LLMs over-idealize disability, study finds, erasing real struggles
New research reveals AI models sugarcoat disability, creating unrealistic portrayals.
Researchers Marco Bombieri, Simone Paolo Ponzetto, and Marco Rospocher investigated how large language models (LLMs) represent disability by generating simulated social media posts from the perspective of individuals with disabilities. They compared these AI-generated posts with real posts written by people with disabilities, analyzing emotional tone, sentiment, and thematic content. The study, accepted for publication in ACM Transactions on Intelligent Systems and Technology, reveals two critical findings.
First, LLMs tend to idealize disability, producing overly positive stereotypes that fail to capture the nuanced challenges and lived realities of disabled individuals. This overcompensation, likely a result of debiasing efforts, creates a sanitized narrative that can be misleading. Second, the models exhibit a negative bias: topics such as career and entertainment are disproportionately linked to non-disabled individuals, reinforcing exclusionary narratives. The authors argue these findings align with broader concerns that LLMs struggle to reflect the diverse realities of marginalized communities, emphasizing the need for critical scrutiny in AI deployment.
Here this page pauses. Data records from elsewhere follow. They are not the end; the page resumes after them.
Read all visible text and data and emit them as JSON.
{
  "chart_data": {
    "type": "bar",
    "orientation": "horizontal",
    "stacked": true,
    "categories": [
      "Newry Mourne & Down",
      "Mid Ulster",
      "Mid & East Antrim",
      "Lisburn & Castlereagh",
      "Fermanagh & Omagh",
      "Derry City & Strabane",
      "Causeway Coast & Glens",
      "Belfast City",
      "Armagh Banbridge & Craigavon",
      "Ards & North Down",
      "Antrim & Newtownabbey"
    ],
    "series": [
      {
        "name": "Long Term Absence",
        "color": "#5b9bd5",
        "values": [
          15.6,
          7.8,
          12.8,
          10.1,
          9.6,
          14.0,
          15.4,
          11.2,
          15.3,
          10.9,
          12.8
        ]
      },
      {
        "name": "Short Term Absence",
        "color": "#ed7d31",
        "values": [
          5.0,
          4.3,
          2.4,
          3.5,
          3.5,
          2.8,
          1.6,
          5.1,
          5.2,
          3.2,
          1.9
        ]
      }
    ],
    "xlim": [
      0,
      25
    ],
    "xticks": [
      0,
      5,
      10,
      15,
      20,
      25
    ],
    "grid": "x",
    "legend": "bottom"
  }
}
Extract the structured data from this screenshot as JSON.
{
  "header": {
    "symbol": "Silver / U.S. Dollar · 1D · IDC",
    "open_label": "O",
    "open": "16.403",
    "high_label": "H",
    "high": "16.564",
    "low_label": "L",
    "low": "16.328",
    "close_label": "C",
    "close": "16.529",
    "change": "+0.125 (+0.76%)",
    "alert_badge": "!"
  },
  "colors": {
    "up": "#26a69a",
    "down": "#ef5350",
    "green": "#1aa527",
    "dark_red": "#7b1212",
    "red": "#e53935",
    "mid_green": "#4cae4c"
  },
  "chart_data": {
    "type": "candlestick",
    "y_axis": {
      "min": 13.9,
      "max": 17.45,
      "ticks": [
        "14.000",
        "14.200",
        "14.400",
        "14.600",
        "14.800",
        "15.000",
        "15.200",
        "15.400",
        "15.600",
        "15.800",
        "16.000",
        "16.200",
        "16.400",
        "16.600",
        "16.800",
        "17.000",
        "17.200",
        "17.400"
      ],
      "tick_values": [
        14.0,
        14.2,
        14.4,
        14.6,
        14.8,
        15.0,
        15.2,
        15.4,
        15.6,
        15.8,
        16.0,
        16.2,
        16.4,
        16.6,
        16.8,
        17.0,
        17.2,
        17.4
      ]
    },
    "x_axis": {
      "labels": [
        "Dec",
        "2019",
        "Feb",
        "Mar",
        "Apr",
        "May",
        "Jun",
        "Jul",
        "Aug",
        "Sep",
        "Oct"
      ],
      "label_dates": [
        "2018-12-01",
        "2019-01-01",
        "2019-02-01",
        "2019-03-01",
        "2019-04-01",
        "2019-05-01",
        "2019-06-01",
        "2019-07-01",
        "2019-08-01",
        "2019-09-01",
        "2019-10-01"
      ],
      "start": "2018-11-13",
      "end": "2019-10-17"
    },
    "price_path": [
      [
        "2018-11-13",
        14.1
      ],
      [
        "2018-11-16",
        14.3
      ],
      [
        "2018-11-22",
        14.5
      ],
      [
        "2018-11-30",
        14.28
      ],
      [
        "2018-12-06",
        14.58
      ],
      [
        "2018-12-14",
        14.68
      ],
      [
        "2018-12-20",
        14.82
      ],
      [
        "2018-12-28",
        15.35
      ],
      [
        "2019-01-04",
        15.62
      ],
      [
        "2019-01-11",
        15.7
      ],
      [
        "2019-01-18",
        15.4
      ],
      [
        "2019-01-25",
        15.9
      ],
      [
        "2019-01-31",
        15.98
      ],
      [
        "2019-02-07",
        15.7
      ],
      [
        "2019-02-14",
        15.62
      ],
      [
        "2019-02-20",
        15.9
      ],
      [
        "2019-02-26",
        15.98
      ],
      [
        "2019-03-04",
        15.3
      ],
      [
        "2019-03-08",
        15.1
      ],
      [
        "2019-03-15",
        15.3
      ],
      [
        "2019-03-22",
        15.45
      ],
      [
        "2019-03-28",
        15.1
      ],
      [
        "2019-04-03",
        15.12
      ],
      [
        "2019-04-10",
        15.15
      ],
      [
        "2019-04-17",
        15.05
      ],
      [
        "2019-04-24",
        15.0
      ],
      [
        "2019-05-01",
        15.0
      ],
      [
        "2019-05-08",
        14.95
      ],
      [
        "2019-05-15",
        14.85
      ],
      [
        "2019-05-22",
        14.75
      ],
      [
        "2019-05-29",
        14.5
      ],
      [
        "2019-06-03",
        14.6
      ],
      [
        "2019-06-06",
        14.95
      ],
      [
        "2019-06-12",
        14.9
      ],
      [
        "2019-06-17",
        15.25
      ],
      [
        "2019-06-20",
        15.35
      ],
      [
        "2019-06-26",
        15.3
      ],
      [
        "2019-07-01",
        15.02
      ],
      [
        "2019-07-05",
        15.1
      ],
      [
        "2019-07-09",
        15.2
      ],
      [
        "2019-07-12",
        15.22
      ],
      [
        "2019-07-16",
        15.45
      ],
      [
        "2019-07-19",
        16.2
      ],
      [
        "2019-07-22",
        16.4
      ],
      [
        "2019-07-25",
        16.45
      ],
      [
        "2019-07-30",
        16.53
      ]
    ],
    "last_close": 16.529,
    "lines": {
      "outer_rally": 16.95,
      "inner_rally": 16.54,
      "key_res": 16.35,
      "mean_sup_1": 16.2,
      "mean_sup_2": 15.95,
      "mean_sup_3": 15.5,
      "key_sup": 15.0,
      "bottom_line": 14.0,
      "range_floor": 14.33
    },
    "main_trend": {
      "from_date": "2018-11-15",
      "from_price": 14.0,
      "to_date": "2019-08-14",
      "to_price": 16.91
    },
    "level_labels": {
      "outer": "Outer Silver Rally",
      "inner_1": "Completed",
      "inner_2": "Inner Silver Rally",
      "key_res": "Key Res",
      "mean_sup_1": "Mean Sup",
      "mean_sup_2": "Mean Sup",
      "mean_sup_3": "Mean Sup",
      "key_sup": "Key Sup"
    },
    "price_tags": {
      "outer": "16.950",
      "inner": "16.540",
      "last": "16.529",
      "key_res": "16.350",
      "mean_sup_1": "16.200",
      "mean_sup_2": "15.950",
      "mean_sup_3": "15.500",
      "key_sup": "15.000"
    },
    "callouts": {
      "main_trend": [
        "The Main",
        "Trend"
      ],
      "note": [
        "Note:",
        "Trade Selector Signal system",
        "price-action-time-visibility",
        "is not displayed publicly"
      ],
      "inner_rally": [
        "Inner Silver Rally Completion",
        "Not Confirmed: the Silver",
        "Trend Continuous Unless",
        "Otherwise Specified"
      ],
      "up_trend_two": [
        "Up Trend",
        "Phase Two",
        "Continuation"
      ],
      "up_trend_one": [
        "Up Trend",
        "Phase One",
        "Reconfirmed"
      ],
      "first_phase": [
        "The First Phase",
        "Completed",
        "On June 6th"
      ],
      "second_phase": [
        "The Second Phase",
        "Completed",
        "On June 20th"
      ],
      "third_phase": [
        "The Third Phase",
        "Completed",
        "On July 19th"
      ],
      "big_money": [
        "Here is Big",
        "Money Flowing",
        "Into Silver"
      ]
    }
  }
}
- LLMs produce overly positive disability stereotypes that erase real challenges and complexities.
- Simulated posts lack authenticity when compared with real posts from people with disabilities.
- Negative bias: topics like career and entertainment are disproportionately linked to non-disabled individuals.
Why It Matters
Highlights how AI can misrepresent marginalized groups, risking exclusionary narratives in generated content.